3 and 4. Final positions for Red Bull’s Max Verstappen and Pierre Gasly, 0.8s and 0.842s off the lead, respectively. Unlike Mercedes and Ferrari, it doesn’t really make sense to keep pace in hand, which suggests they’re still very much the third team on the grid.
1.72. Seconds between P18 Lando Norris and P19 George Russell, with Russell’s Williams teammate Robert Kubica a further 0.202s behind. Might as well start practicing blue-flag procedure already.
Quick Hits
  • Not the greatest start to the Red Bull-Honda relationship with Pierre Gasly’s loss of power at the end of FP2. Honda are reporting it to be a “minor” issue, but more concerning is it also being an “unspecified” one.

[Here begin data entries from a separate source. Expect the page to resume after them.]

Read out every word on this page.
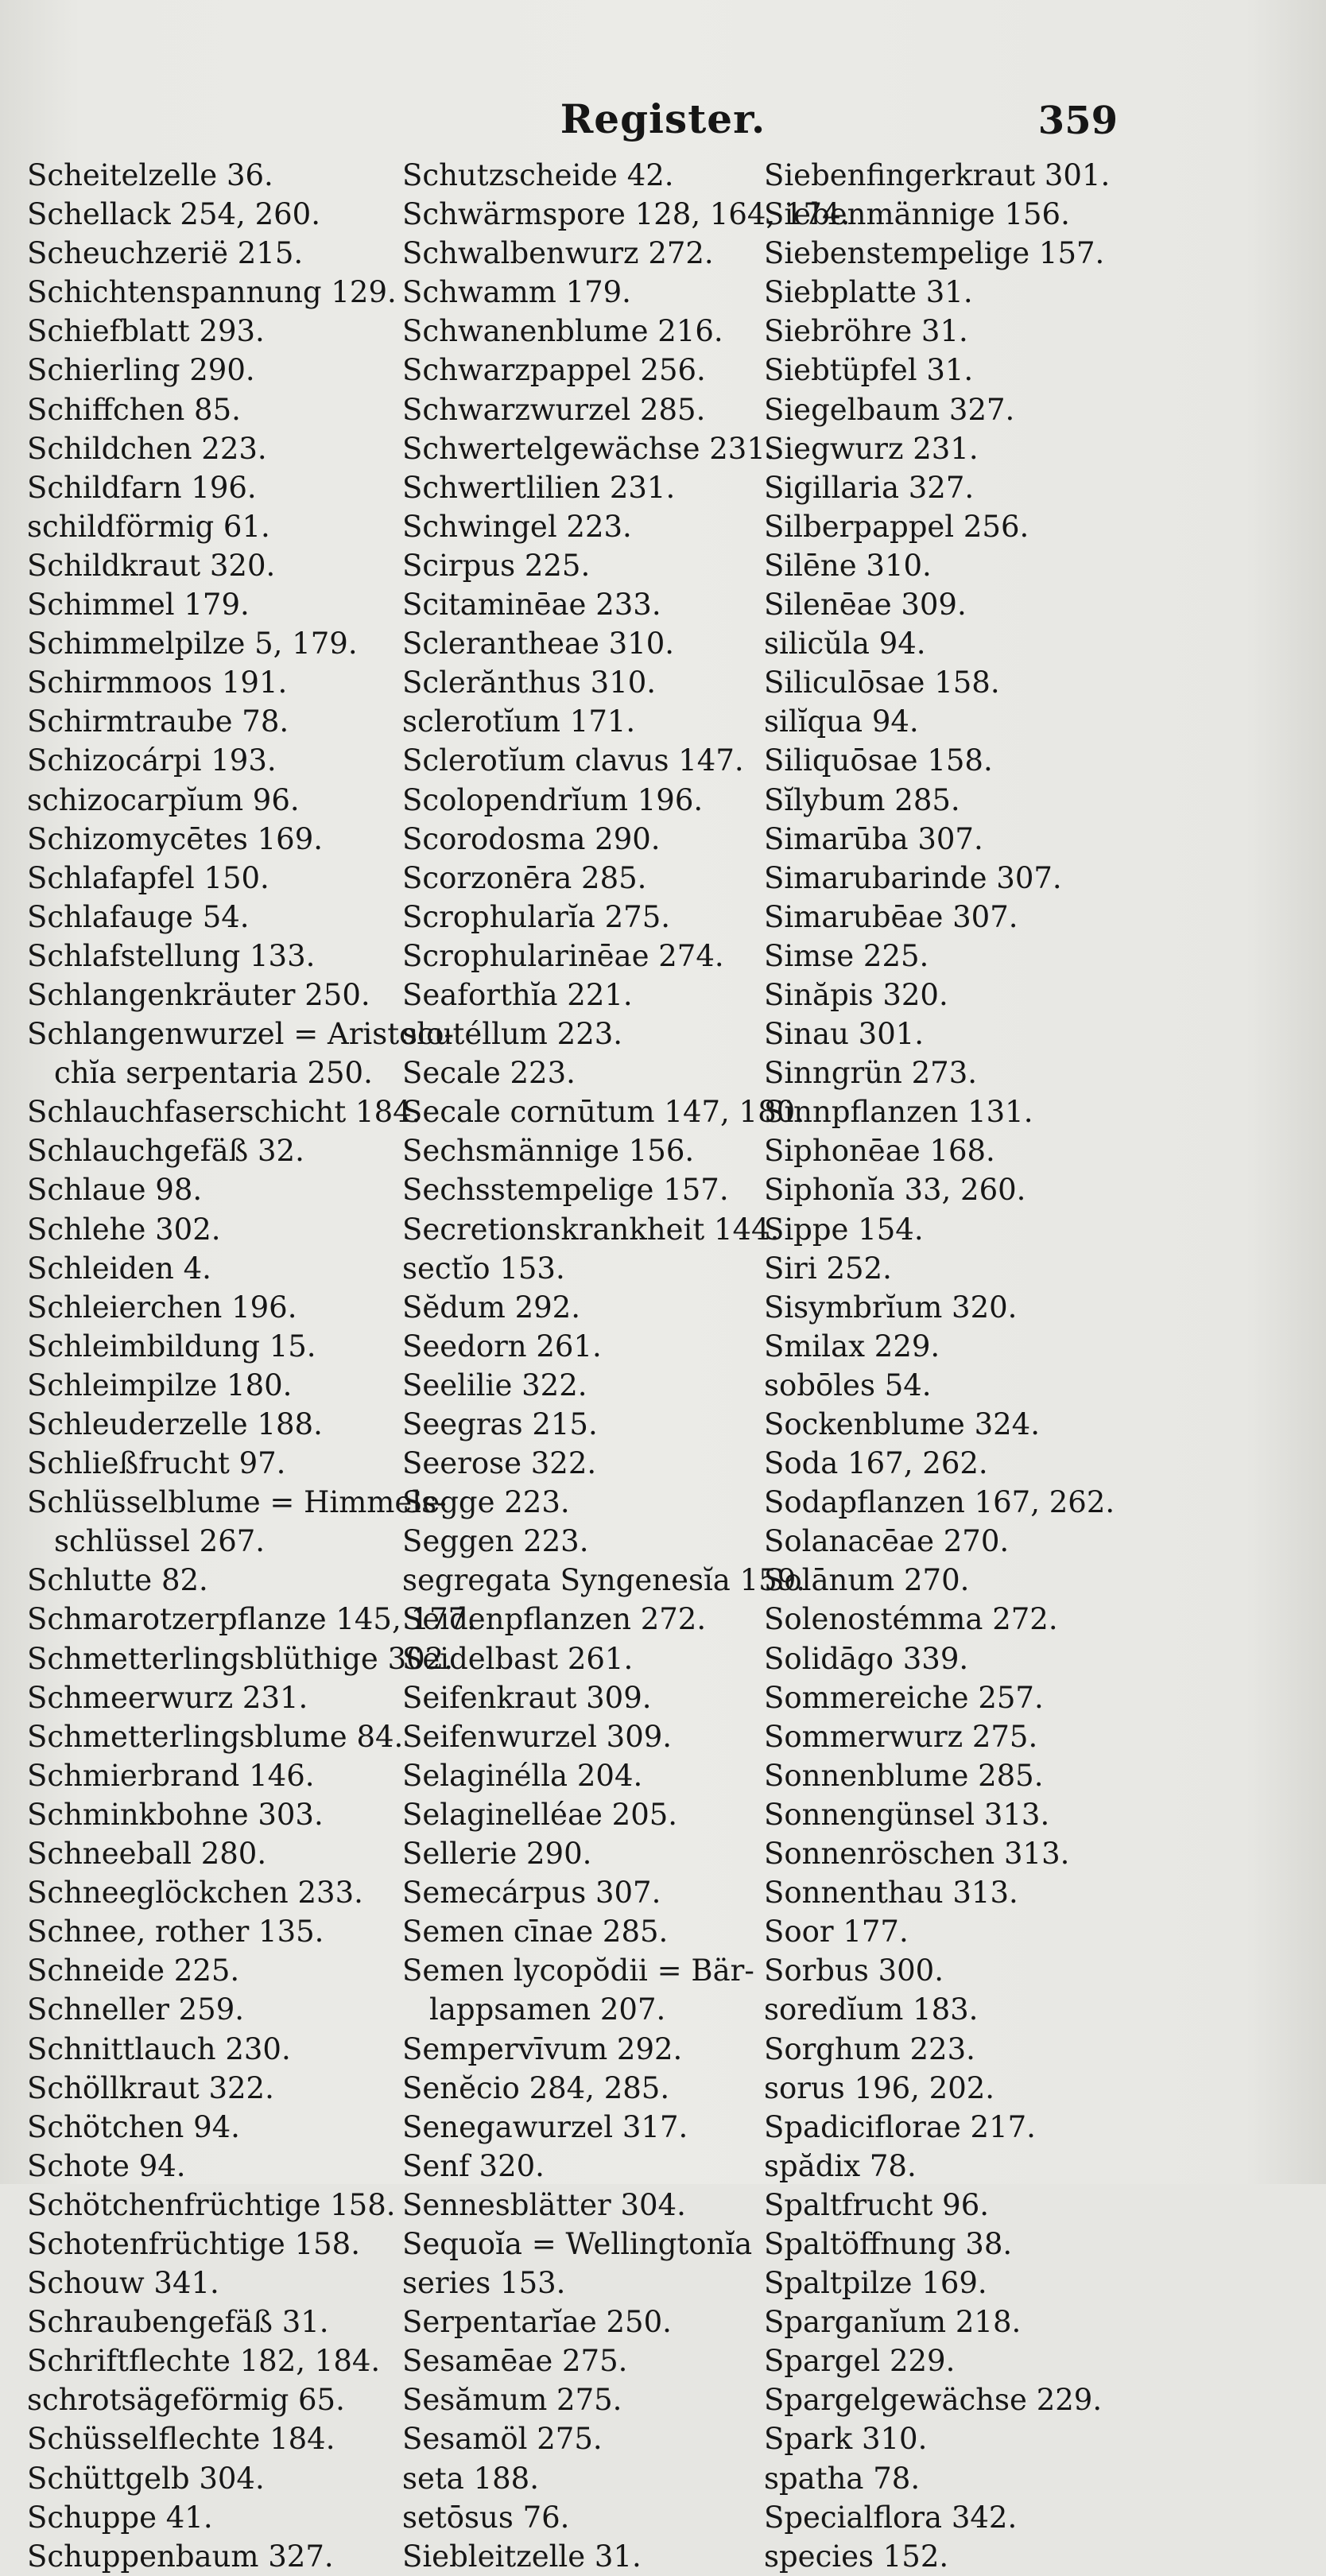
Register.	359
Scheitelzelle 36.
Schellack 254, 260.
Scheuchzerië 215.
Schichtenspannung 129.
Schiefblatt 293.
Schierling 290.
Schiffchen 85.
Schildchen 223.
Schildfarn 196.
schildförmig 61.
Schildkraut 320.
Schimmel 179.
Schimmelpilze 5, 179.
Schirmmoos 191.
Schirmtraube 78.
Schizocárpi 193.
schizocarpĭum 96.
Schizomycētes 169.
Schlafapfel 150.
Schlafauge 54.
Schlafstellung 133.
Schlangenkräuter 250.
Schlangenwurzel = Aristolo-
chĭa serpentaria 250.
Schlauchfaserschicht 184.
Schlauchgefäß 32.
Schlaue 98.
Schlehe 302.
Schleiden 4.
Schleierchen 196.
Schleimbildung 15.
Schleimpilze 180.
Schleuderzelle 188.
Schließfrucht 97.
Schlüsselblume = Himmels-
schlüssel 267.
Schlutte 82.
Schmarotzerpflanze 145, 177.
Schmetterlingsblüthige 302.
Schmeerwurz 231.
Schmetterlingsblume 84.
Schmierbrand 146.
Schminkbohne 303.
Schneeball 280.
Schneeglöckchen 233.
Schnee, rother 135.
Schneide 225.
Schneller 259.
Schnittlauch 230.
Schöllkraut 322.
Schötchen 94.
Schote 94.
Schötchenfrüchtige 158.
Schotenfrüchtige 158.
Schouw 341.
Schraubengefäß 31.
Schriftflechte 182, 184.
schrotsägeförmig 65.
Schüsselflechte 184.
Schüttgelb 304.
Schuppe 41.
Schuppenbaum 327.
Schutzscheide 42.
Schwärmspore 128, 164, 174.
Schwalbenwurz 272.
Schwamm 179.
Schwanenblume 216.
Schwarzpappel 256.
Schwarzwurzel 285.
Schwertelgewächse 231.
Schwertlilien 231.
Schwingel 223.
Scirpus 225.
Scitaminēae 233.
Sclerantheae 310.
Sclerănthus 310.
sclerotĭum 171.
Sclerotĭum clavus 147.
Scolopendrĭum 196.
Scorodosma 290.
Scorzonēra 285.
Scrophularĭa 275.
Scrophularinēae 274.
Seaforthĭa 221.
scutéllum 223.
Secale 223.
Secale cornūtum 147, 180.
Sechsmännige 156.
Sechsstempelige 157.
Secretionskrankheit 144.
sectĭo 153.
Sĕdum 292.
Seedorn 261.
Seelilie 322.
Seegras 215.
Seerose 322.
Segge 223.
Seggen 223.
segregata Syngenesĭa 159.
Seidenpflanzen 272.
Seidelbast 261.
Seifenkraut 309.
Seifenwurzel 309.
Selaginélla 204.
Selaginelléae 205.
Sellerie 290.
Semecárpus 307.
Semen cīnae 285.
Semen lycopŏdii = Bär-
lappsamen 207.
Sempervīvum 292.
Senĕcio 284, 285.
Senegawurzel 317.
Senf 320.
Sennesblätter 304.
Sequoĭa = Wellingtonĭa
series 153.
Serpentarĭae 250.
Sesamēae 275.
Sesămum 275.
Sesamöl 275.
seta 188.
setōsus 76.
Siebleitzelle 31.
Siebenfingerkraut 301.
Siebenmännige 156.
Siebenstempelige 157.
Siebplatte 31.
Siebröhre 31.
Siebtüpfel 31.
Siegelbaum 327.
Siegwurz 231.
Sigillaria 327.
Silberpappel 256.
Silēne 310.
Silenēae 309.
silicŭla 94.
Siliculōsae 158.
silĭqua 94.
Siliquōsae 158.
Sĭlybum 285.
Simarūba 307.
Simarubarinde 307.
Simarubēae 307.
Simse 225.
Sinăpis 320.
Sinau 301.
Sinngrün 273.
Sinnpflanzen 131.
Siphonēae 168.
Siphonĭa 33, 260.
Sippe 154.
Siri 252.
Sisymbrĭum 320.
Smilax 229.
sobōles 54.
Sockenblume 324.
Soda 167, 262.
Sodapflanzen 167, 262.
Solanacēae 270.
Solānum 270.
Solenostémma 272.
Solidāgo 339.
Sommereiche 257.
Sommerwurz 275.
Sonnenblume 285.
Sonnengünsel 313.
Sonnenröschen 313.
Sonnenthau 313.
Soor 177.
Sorbus 300.
soredĭum 183.
Sorghum 223.
sorus 196, 202.
Spadiciflorae 217.
spădix 78.
Spaltfrucht 96.
Spaltöffnung 38.
Spaltpilze 169.
Sparganĭum 218.
Spargel 229.
Spargelgewächse 229.
Spark 310.
spatha 78.
Specialflora 342.
species 152.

  • Fronting up to the media for the first time this season, perhaps the most interesting thing about Jean Todt and Chase Carey’s press conference on Friday was not anything they said, but the fact that it marked the first time they’d ever answered questions together. Maybe I’m reading too much into it, but it’s certainly not the first time they’ve attended the same race, and it doesn’t speak well to the relationship between commercial and governing bodies that it’s taken until the third year of their partnership for this to happen.
  • Has no one told Kimi Raikkonen he’s no longer driving for Ferrari? The man still managed top 6 in his Alfa, and I doubt I was the only one who had to double-check he wasn’t still at the Scuderia.